Di scena ieri sera, al Teatro Fusco di Taranto, ‘Ubu Re’ di Alfred Jarry. Rappresentazione teatralmente grottesca delle pulsioni più turpi dell’essere umano.
Una scelta coraggiosa, quella di Antonio Minelli, regista poliedrico di una delle opere più difficili del nostro ‘900. Una scelta che, comunque, ieri sera ha convinto la platea tarantina, stupendola e inducendola alla riflessione. Ubu Re, infatti, più che un’invenzione grottescamente visionaria di Jarry, è lo specchio di un’umanità eternamente scossa da pulsioni irrefrenabili e, sovente, meschine.
Una scelta, dunque, che ha coinvolto il pubblico in un turbine di sensazioni contrastanti, grazie soprattutto alla bravura degli interpreti, veri talenti che hanno creato la scena, l’hanno vissuta, respirata, dando dimensione concreta ai vari personaggi.
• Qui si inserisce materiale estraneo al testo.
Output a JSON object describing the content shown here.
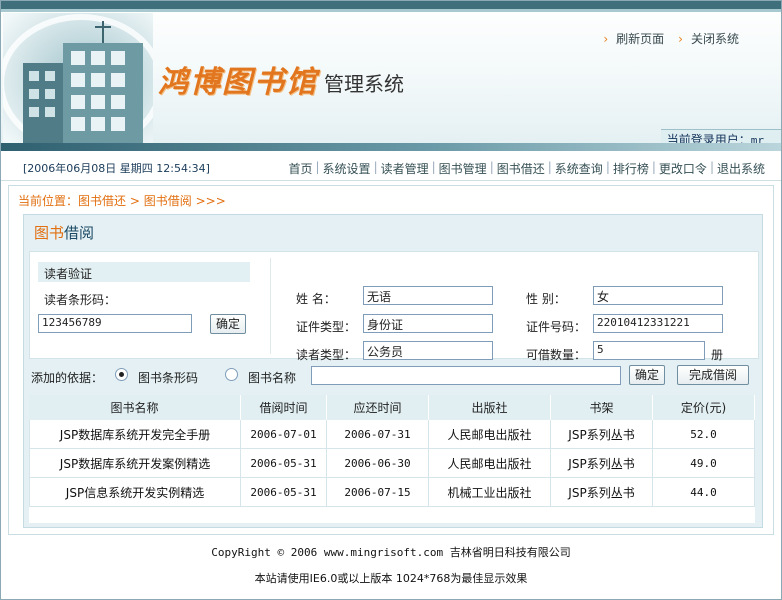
{
  "header": {
    "logo_main": "鸿博图书馆",
    "logo_sub": "管理系统",
    "links": [
      "刷新页面",
      "关闭系统"
    ],
    "current_user_label": "当前登录用户：",
    "current_user": "mr"
  },
  "nav": {
    "datetime": "[2006年06月08日 星期四 12:54:34]",
    "items": [
      "首页",
      "系统设置",
      "读者管理",
      "图书管理",
      "图书借还",
      "系统查询",
      "排行榜",
      "更改口令",
      "退出系统"
    ]
  },
  "breadcrumb": {
    "prefix": "当前位置：",
    "part1": "图书借还",
    "sep": ">",
    "part2": "图书借阅",
    "tail": ">>>"
  },
  "panel": {
    "title_a": "图书",
    "title_b": "借阅"
  },
  "reader": {
    "verify_label": "读者验证",
    "barcode_label": "读者条形码：",
    "barcode_value": "123456789",
    "confirm_label": "确定",
    "name_label": "姓    名：",
    "name": "无语",
    "gender_label": "性    别：",
    "gender": "女",
    "id_type_label": "证件类型：",
    "id_type": "身份证",
    "id_no_label": "证件号码：",
    "id_no": "22010412331221",
    "reader_type_label": "读者类型：",
    "reader_type": "公务员",
    "can_borrow_label": "可借数量：",
    "can_borrow": "5",
    "can_borrow_unit": "册"
  },
  "search": {
    "label": "添加的依据：",
    "opt1": "图书条形码",
    "opt2": "图书名称",
    "selected": "图书条形码",
    "confirm_label": "确定",
    "finish_label": "完成借阅"
  },
  "table": {
    "headers": [
      "图书名称",
      "借阅时间",
      "应还时间",
      "出版社",
      "书架",
      "定价(元)"
    ],
    "rows": [
      [
        "JSP数据库系统开发完全手册",
        "2006-07-01",
        "2006-07-31",
        "人民邮电出版社",
        "JSP系列丛书",
        "52.0"
      ],
      [
        "JSP数据库系统开发案例精选",
        "2006-05-31",
        "2006-06-30",
        "人民邮电出版社",
        "JSP系列丛书",
        "49.0"
      ],
      [
        "JSP信息系统开发实例精选",
        "2006-05-31",
        "2006-07-15",
        "机械工业出版社",
        "JSP系列丛书",
        "44.0"
      ]
    ]
  },
  "footer": {
    "line1": "CopyRight © 2006 www.mingrisoft.com 吉林省明日科技有限公司",
    "line2": "本站请使用IE6.0或以上版本 1024*768为最佳显示效果"
  }
}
Un plauso dunque alla compagnia teatrale Satyrion, già nota alle platee nazionali e insignita di numerosi riconoscimenti.
Una storia nella storia
La vicenda, vagamente ispirata al Macbeth shakespiriano, in realtà rappresenta la perenne ambizione al potere. Un potere assoluto che implica l’asservimento dell’uomo a quella ferinità che uccide l’etica, l’equilibrio, la moderazione.
Una storia che assurdamente crea la storia stessa, popolata da fantasmi che assumono una dimensione corporea proprio grazie alle proprie irrefrenabili pulsioni. Demoni terribili di un’umanità che non conosce l’altro, non ama, se non apparentemente, in virtù del proprio interesse.
Padre Ubu, essere ripugnante, ingordo, affamato in misura insanabile di potere, coadiuvato dalla feroce moglie, madre Ubu, uccide Venceslao, re di Polonia e ne usurpa il trono.
Tutto avviene durante un banchetto, in un susseguirsi frenetico di azioni sceniche grottesche, quasi farsesche, come sa esserlo la vita. Muoiono i nobili, ma il figlio del re viene risparmiato e sarà lui a cercare vendetta.
Una vendetta che porterà alla guerra.
L’Epilogo
In questa serie di uccisioni, di ingorde e scellerate passioni, di istintualità animalesche, lo spettatore viene coinvolto in un turbine di situazioni paradossalmente vere, attuali, crudelmente reali.
Ed anche l’epilogo vede il trionfo del male. Ubu e la moglie, infatti, la fanno franca, in barba alle storie ammansiteci da un certo tipo di letteratura che legge nelle vicende umane un percorso fuorviante che culmina nel trionfo del bene.
Ogni spettatore si specchia, alla luce anche della nostra quotidianità, in uno specchio vuoto reso concreto da se stesso. Vero attore, vero interprete del proprio vivere.
E i personaggi, marionette mosse in maniera disarticolata dai fili sottili della vita, acquisiscono una loro, talvolta macabra, concretezza.
L’Ubu Re di Minelli
Attento ai valori simbolici e ai contenuti più reconditamente beffardi di questa saga scomoda dei vizi umani, Antonio Minelli, figura straordinaria del panorama teatrale italiano, ieri sera, col suo Ubu Re ha entusiasmato gli spettatori, trascinandoli nel vortice di un teatro dinamico. Estremamente suggestivo.
Le movenze disarticolate degli straordinari attori sono state ancor più plasticamente definite da un cromatismo mutevole, ma intenso e, spesso, evocativo. Le luci infatti, unitamente ai quadri scenici creati dagli interpreti, sono state perfettamente adeguate alle pulsioni del momento.
E il turbine, il caos degli istinti più reconditi, più irrefrenabili, celati agli altri e talvolta ignoti a noi, ieri sera ha acquisito la sua concretezza.
Il valore di questa rappresentazione
Al di là di questa scelta coraggiosa di rappresentare un’opera che stupì la platea francese nel lontano 1896, suscitando l’ira di tutti, Minelli ha trasmesso, in linea con l’opera originale, un monito significativo, scevro dalle usuali retoriche pseudo etiche. E il grottesco ha assunto un valore simbolico. Così l’assurdo è divenuto lo specchio di questa umanità tanto alla deriva.